Response to records requests not good enough

The good news for Ohioans is that public officials seem to be following the state’s open records law much better than was the case several years ago.

But the bad news is that sometimes, Buckeye State residents still are refused access to documents. That is unacceptable.

Journalists fanned out throughout Ohio this spring, in an open records “audit” conducted through the state Coalition for Open Government. Public officials were asked in all 88 counties to provide documents and information covered under the state open records law.

Ninety percent of the requests were filled. That is a dramatic improvement from 10 years ago, when a similar audit found just 70 percent compliance.

A nine-out-of-10 success rate sounds good – unless you happen to be the Ohioan told he cannot be given information he has every right to see.

In some cases, public officials and their subordinates just don’t think it is any of the public’s business how taxpayers’ money is spent. For example, one piece of information sought in the audit 10 years ago was school superintendents’ salaries. Reporters asking for the amount were rejected half the time.

Fortunately, the record on that is much better now, at 90 percent. Still, why shouldn’t those who pay superintendents’ salaries know what 10 percent of them are taking home?

Training on the open records law is mandatory for all elected officials in Ohio. There is no excuse for them to break the law.

In many cases, however, subordinates who may not be familiar with open records rules receive requests from the public and press. In one case this spring, a clerk in Clinton County was asked for minutes of a county commissioners’ meeting. When the reporter refused to give his name, the clerk called for a sheriff’s deputy.

There is no requirement that someone seeking a public document provide his or her name. Likewise, there is no requirement that forms requesting records be filled out – though journalists this spring were told in several school districts they had to do so.
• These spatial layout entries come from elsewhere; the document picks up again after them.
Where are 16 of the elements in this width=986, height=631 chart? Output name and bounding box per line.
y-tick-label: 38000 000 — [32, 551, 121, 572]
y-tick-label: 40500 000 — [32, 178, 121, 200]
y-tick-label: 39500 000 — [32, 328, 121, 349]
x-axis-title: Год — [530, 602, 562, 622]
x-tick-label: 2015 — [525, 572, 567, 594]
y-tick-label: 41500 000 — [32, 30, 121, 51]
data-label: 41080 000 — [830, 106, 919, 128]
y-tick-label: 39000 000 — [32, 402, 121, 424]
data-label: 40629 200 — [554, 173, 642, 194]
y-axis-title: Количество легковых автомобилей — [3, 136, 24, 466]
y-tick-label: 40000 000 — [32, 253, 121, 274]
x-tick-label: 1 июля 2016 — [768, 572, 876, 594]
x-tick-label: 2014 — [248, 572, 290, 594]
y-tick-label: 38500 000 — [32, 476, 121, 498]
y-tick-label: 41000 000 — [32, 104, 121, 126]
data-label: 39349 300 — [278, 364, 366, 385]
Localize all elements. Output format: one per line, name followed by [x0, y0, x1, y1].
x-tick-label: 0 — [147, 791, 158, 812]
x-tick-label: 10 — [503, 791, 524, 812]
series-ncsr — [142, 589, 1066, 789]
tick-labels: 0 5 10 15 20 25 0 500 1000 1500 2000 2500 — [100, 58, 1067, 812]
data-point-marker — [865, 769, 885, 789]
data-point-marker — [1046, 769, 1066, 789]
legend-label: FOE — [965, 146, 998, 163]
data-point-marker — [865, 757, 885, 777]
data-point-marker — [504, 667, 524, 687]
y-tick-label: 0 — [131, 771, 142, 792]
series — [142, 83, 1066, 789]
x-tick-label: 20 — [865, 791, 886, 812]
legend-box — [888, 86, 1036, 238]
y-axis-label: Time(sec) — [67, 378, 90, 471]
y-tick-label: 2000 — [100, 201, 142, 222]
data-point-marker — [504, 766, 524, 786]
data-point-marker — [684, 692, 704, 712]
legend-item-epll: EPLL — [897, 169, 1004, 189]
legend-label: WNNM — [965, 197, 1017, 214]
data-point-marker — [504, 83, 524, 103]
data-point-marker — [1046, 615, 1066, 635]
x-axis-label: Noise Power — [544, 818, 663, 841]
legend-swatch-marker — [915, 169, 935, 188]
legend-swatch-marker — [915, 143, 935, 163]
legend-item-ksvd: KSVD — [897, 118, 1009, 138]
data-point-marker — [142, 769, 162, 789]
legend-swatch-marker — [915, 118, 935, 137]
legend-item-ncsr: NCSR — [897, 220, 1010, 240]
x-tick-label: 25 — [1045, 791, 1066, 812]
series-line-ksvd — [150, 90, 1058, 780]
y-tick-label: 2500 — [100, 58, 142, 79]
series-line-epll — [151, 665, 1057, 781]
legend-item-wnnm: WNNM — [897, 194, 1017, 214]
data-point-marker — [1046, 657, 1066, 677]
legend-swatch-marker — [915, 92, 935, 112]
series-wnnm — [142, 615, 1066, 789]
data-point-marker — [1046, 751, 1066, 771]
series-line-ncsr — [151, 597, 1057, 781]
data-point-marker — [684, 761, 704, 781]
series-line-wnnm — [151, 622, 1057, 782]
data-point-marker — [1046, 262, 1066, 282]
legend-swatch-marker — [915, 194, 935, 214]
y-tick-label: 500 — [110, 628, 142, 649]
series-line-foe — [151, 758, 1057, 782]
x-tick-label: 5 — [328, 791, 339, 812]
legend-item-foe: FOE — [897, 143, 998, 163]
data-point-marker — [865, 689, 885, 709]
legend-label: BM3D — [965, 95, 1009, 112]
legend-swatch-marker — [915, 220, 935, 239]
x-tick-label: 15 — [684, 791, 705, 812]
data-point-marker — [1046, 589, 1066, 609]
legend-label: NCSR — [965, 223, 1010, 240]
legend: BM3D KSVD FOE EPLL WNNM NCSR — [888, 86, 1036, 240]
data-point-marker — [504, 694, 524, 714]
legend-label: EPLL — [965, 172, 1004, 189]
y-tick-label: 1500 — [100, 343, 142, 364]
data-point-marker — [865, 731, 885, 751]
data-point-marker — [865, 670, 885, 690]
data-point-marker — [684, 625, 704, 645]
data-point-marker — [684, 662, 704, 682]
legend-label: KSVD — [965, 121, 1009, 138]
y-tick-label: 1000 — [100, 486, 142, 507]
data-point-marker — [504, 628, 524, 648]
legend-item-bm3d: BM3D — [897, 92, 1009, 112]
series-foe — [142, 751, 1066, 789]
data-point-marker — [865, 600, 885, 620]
A substantial amount of trouble with open records laws could be avoided if elected officials simply educated their subordinates. Clearly, that needs to happen more often.

But whether problems result from lack of education on open records rules or willful refusal to obey them, the fact is that the law is the law. Most public records are supposed to be available simply for the asking.

Where that is not the case, Ohioans should be very upset, perhaps to the point of voting out of office those who tell them the public’s business is none of their business.